Arguments Against Royalties

There are a number of ethical arguments against the use of royalties:

  1. NFT creators generally receive a large upfront payment upon project launch. One justification for giving artists royalties, as in the Andy Warhol example above, is that art rises in value over time and an artist who sold a painting for very cheap can only enjoy the fruits of their labor by receiving royalties. However, particularly for large generative projects, NFT creators can make a substantial sum of money up-front, which effectively compensates creators for potential future growth in value of their art. This upfront payment can also be seen as akin to a funding round, providing the team with what they need to develop the utility of the NFT.


  2. What about teams that are not actually creating utility? If the justification for giving artists royalties is to help them realize profits as the value of their art increases, what about the remaining (majority) of NFT collections that effectively go to 0? Closely related to this argument is one where teams continue to put out announcements that they are “building” but are not developing any utility at all. In many cases, NFT teams continue to enjoy royalties on products for which they are doing little to not development work, including projects that are outright rug-pulls. In this case, the consumer suffers because they pay royalties not only for sales of their “winners” but also their losers. 
In addition to this, a few legal positions may be reasonably taken against forced royalties:
  1. Restraint on alienation. This is a principle in common law stating that one cannot have “absolute” ownership over their property if there are restrictions on what they can do with it. For example, in the estates context, a term in a will that says “I give my child this house but they cannot sell it” is void because one cannot give a gift absolutely and also put conditions on what someone can do with that gift.


  2. First-sale doctrine. Related to restraint on alienation, but specific to the intellectual property (IP) context, the first sale-doctrine limits the right of the IP owner to control the resale of their product.
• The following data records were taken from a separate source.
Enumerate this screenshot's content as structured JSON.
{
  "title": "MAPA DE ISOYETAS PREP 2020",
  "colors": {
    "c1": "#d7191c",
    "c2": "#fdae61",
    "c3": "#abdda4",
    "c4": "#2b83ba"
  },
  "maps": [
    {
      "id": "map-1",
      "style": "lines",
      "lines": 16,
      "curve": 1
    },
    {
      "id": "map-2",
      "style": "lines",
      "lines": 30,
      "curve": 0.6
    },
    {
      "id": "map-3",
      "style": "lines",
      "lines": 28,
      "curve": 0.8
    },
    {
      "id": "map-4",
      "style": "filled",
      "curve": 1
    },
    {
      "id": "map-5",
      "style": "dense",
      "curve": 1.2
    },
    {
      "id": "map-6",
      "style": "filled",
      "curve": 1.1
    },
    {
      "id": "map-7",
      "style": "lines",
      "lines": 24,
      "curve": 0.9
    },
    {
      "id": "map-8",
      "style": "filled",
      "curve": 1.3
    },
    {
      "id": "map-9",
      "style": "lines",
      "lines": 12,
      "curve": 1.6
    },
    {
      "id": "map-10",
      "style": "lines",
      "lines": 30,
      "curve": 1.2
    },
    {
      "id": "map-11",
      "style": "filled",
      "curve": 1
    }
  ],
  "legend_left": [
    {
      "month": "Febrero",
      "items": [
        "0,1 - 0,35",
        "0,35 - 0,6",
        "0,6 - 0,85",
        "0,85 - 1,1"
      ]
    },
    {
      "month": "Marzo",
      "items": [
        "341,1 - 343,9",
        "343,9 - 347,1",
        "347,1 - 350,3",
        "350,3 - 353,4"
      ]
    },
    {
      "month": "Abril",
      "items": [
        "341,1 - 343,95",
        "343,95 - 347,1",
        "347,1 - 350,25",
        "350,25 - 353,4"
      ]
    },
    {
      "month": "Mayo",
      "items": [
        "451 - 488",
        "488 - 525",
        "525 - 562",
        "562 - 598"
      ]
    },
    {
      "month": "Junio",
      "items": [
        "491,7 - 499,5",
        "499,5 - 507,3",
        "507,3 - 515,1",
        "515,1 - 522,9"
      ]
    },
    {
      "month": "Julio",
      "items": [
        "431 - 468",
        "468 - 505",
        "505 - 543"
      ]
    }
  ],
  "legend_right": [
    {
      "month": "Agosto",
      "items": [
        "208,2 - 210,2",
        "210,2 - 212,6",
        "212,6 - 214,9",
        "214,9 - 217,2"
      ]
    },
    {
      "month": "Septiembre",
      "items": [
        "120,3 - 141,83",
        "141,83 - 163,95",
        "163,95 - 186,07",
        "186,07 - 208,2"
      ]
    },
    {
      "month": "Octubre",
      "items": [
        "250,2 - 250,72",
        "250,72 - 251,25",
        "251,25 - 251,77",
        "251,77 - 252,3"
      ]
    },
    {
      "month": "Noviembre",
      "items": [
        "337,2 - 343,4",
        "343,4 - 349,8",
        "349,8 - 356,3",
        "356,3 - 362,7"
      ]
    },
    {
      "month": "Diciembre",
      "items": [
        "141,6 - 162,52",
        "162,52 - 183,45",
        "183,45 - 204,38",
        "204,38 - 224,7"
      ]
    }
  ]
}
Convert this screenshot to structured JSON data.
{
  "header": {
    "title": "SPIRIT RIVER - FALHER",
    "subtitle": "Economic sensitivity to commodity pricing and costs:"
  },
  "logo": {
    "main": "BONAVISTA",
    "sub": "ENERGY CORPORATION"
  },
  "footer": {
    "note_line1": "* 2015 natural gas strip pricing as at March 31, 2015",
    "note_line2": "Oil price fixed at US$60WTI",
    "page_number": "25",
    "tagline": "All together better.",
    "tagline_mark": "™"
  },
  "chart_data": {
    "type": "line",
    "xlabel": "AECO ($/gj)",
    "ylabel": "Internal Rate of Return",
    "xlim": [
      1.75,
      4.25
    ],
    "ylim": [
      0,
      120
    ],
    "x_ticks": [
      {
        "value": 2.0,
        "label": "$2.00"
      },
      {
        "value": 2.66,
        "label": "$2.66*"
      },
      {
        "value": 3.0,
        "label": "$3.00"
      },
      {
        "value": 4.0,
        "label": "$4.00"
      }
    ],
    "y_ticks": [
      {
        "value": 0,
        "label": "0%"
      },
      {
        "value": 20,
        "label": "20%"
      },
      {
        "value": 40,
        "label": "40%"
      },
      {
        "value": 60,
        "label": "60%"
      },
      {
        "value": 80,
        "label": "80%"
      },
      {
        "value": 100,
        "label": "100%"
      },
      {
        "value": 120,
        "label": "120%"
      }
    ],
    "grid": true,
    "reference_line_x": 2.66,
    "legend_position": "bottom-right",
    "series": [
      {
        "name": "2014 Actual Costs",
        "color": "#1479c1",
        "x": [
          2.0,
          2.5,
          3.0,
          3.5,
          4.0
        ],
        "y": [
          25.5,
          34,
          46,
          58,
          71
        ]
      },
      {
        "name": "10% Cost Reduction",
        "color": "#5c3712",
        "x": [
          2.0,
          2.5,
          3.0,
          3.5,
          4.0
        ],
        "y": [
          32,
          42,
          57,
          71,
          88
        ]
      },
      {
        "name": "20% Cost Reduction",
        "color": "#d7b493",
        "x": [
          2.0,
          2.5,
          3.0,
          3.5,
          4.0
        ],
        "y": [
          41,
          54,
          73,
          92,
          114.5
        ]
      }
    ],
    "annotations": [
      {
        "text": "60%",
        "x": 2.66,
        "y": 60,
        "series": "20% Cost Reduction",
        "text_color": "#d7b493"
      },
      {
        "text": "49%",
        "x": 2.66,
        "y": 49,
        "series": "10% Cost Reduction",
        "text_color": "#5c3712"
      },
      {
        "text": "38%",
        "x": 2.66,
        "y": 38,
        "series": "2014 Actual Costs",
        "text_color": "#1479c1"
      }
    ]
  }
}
For example, in the Lexmark decision, the United States Supreme Court stated:


    Once a patentee sells an item, it has secured that reward, and the patent laws provide no basis for restraining the use and enjoyment of the product.” However, the Court also states “If the patentee negotiates a contract restricting the purchaser’s right to use or resell the item, it may be able to enforce that restriction as a matter of contract law”.

    There are a few things to note. Firstly, the Lexmark decision involves a dispute between two commercial parties and not a consumer. Secondly, even if royalties are built into the code (“code is law”), it does not mean that they will be enforceable as a matter of contract law, particularly if the contract is deemed to be anti-consumer protection. These considerations likely favor the right of a consumer to sell their NFT in any marketplace they choose.  

3. Proposed Solutions

I find it unlikely that courts would enforce NFT royalties in a consumer context, particularly because it goes against fundamental principles of ownership and because it is, in my opinion, likely anti-consumer protection. There are some proposed solutions which I believe are both legally sound and ethically justifiable. 

One option is for the development team to hold back a certain number of NFTs for themselves during the mint. This would incentivize the team to continue to build the project so the NFT collection rises in value. The team could, at fixed intervals, sell some of their NFTs, which would then effectively function as a payment for work done.

A second option, if the NFT is to be treated like a membership granting utility, is to create an Ethereum Name Service (ENS)-like model. In this system, buyers would purchase NFTs for a certain period of time and could extend their ownership of that NFT at some expiry date. The team would be incentivized to continue to develop utility for the project because doing so would mean holders would be more likely to “renew” the NFT, thus resulting in continued revenue for the developers.

I believe either of these options would achieve a fair balance between consumer protection rights while providing a continued stream of income for the NFT creators without the need for royalties.